The Artistry of African Currency
For centuries, shells, beads, metal, jewelry, cloth, weapons, tools, and even salt have been used as currency on the African continent. This exhibition from the Smithsonian’s National Museum of African Art explores the cultural beliefs underlying African monetary systems and follows the transformation of plain currencies into objects of beauty.
In Africa, where few extensive nation-states existed, commerce among various societies depended on commonly held values that spanned great geographical distances and a broad diversity of activities. Societies assigned worth to objects that were relevant to their own circumstances: objects that were rare enough to be valued yet plentiful enough to be widely traded.

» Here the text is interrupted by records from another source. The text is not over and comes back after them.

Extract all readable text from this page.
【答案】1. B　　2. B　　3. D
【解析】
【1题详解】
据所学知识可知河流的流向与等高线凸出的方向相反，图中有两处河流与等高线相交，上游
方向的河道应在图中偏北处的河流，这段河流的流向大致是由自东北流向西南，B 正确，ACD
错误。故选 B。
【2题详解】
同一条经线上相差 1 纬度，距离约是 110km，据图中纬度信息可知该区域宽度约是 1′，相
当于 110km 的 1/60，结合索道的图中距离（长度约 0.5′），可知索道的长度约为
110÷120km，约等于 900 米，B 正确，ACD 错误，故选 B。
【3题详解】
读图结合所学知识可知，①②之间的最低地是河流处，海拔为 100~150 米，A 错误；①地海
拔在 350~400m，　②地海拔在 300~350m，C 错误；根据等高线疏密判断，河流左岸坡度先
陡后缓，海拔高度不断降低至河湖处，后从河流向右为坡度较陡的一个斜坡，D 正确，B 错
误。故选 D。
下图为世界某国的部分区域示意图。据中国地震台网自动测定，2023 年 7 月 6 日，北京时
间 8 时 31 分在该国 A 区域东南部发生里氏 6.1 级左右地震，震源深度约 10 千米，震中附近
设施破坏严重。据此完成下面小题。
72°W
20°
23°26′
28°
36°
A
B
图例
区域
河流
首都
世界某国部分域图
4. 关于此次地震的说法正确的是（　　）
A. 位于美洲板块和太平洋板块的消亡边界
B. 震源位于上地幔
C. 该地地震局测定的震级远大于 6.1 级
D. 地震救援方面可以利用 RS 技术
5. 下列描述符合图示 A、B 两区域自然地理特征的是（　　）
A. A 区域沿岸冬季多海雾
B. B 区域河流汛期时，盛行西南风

Daily monetary transactions were conducted with cowrie shells, aggrey (glass) beads, woven cloth strips, and raffia mats.
Monetary exchanges were often part of significant life events, such as marriage and birth, and involved items of high intrinsic, symbolic, and artistic value. The iron bridewealth blades of the Lokele and Turumbu peoples and the blade currency of the Ngbaka are examples of such prized objects.
Art, craftsmanship, and skill often influenced the acceptance of an object as currency. Blacksmiths and goldsmiths devoted their virtuosity to the creation of graceful and striking articles to be used for trade.
The very ancient Aksumite coins of Ethiopia were made by die cutters of exceptional talent. Fulani earrings were formed from thin, beaten sheets of gold that were sometimes inscribed with flowers or animals.
In Africa, all but the most ordinary currency was designed, formed, and decorated, in ways that surpassed the requirements of necessity and utility. The Artistry of African Currency examines this fascinating subject with 12 elegantly designed and illustrated panels, two of which incorporate objects used as media of exchange. These include cowrie shells, beads, a manilla (an open bracelet, cast from copper alloy, that circulated along the West African equatorial coast from the late 15th to the early 20th century), an X-shaped copper ingot, and a kissi penny (a type of long, thick iron wire that was traded throughout Liberia, Guinea, and Sierra Leone until the 1970s).